As for my own writing at home between classes, I'd often wait until the last minute to do the assignments--just as I did in high school and college. It's a terrible habit that I got away with when I was in school but is doing me no favors now. How many famous writers, from Hemingway to Emily Dickinson to T.C. Boyle, talk about having and keeping a regular writing practice?

Mike eventually caught on to my lack of practice and just recently made a deal with me (we love making deals--we are master negotiators, but only with each other.) If I submitted one essay in July and one essay in August to be published somewhere, he would be OK with me spending $450 on another ten-week writing class. He warned me that it wouldn't count if I did both essays on the eve of August 31.

I failed to submit anything by the first deadline. I thought he might overlook this and agree to let me take the class anyway. I needed the extra motivation, I was having a hard time deciding what to revise and submit. In turn, he told me he felt bad saying no, but a deal's a deal. Even I had no argument for that.

On the other hand, I have lots of useless, avoidance practices I engage in everyday:

  • Waking up at 4AM and eating a bowl of Kashi cereal before going to sleep on the couch and fitfully sleeping for another two hours
  • Organizing my coupon folder so there's never any expired coupons that I might accidentally try to use and thus be embarrassed in front of the teenage clerk at Shaw's
  • Walking the dog twice a day (more of a mandatory practice, but hey I do it)
  • Logging on to my favorite discount clothing websites to look at the designer bags I still can't afford
  • Taking daily inventory of my toiletry products to see if I'm low on eye clarifying cream, volumizing spray, or Q-tips

But as far as practices that would actually do me some real good--like meditation, yoga, writing, exercising, dog obedience training...then I'm all, who has time for that?
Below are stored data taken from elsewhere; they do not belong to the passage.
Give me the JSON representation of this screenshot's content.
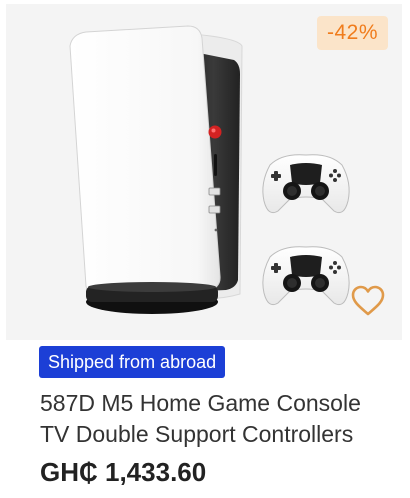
{
  "product": {
    "discount": "-42%",
    "shipping_badge": "Shipped from abroad",
    "title": "587D M5 Home Game Console TV Double Support Controllers",
    "price": "GH₵ 1,433.60"
  },
  "icons": {
    "wishlist": "heart-outline-icon"
  },
  "colors": {
    "discount_text": "#f07c1c",
    "discount_bg": "#fbe4c9",
    "shipping_badge_bg": "#1c3fd6",
    "wishlist_icon": "#e09a4a"
  }
}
I bore myself when I hear my excuses for why I waste an $87 a month gym membership that I roped myself into for a year and can't get out of unless I move or die. Or when I talk to others about wanting to take up yoga again, I just need some new yoga pants, or that I'm going to submit an article but I'm just so busy right now. All around me I see regular gym-goers of all ages (you can tell by their arms) and young mothers of five who, postpartum, have written three books and who faithfully update their blog every morning. They somehow found time, why can't I?

Everyone has the same amount of time in a day--it's how you choose to spend those 24 hours that matters. Having a practice that you care about, that truly reflects your values, or as Jon Kabat-Zinn puts it, "is my job on the planet with a capital J", is what makes for a good life. Everything else is just noise.



1 comment:

Jomon said...

Except you've got some great posts here! I haven't caught up with you in a while. I can SO identify with this one!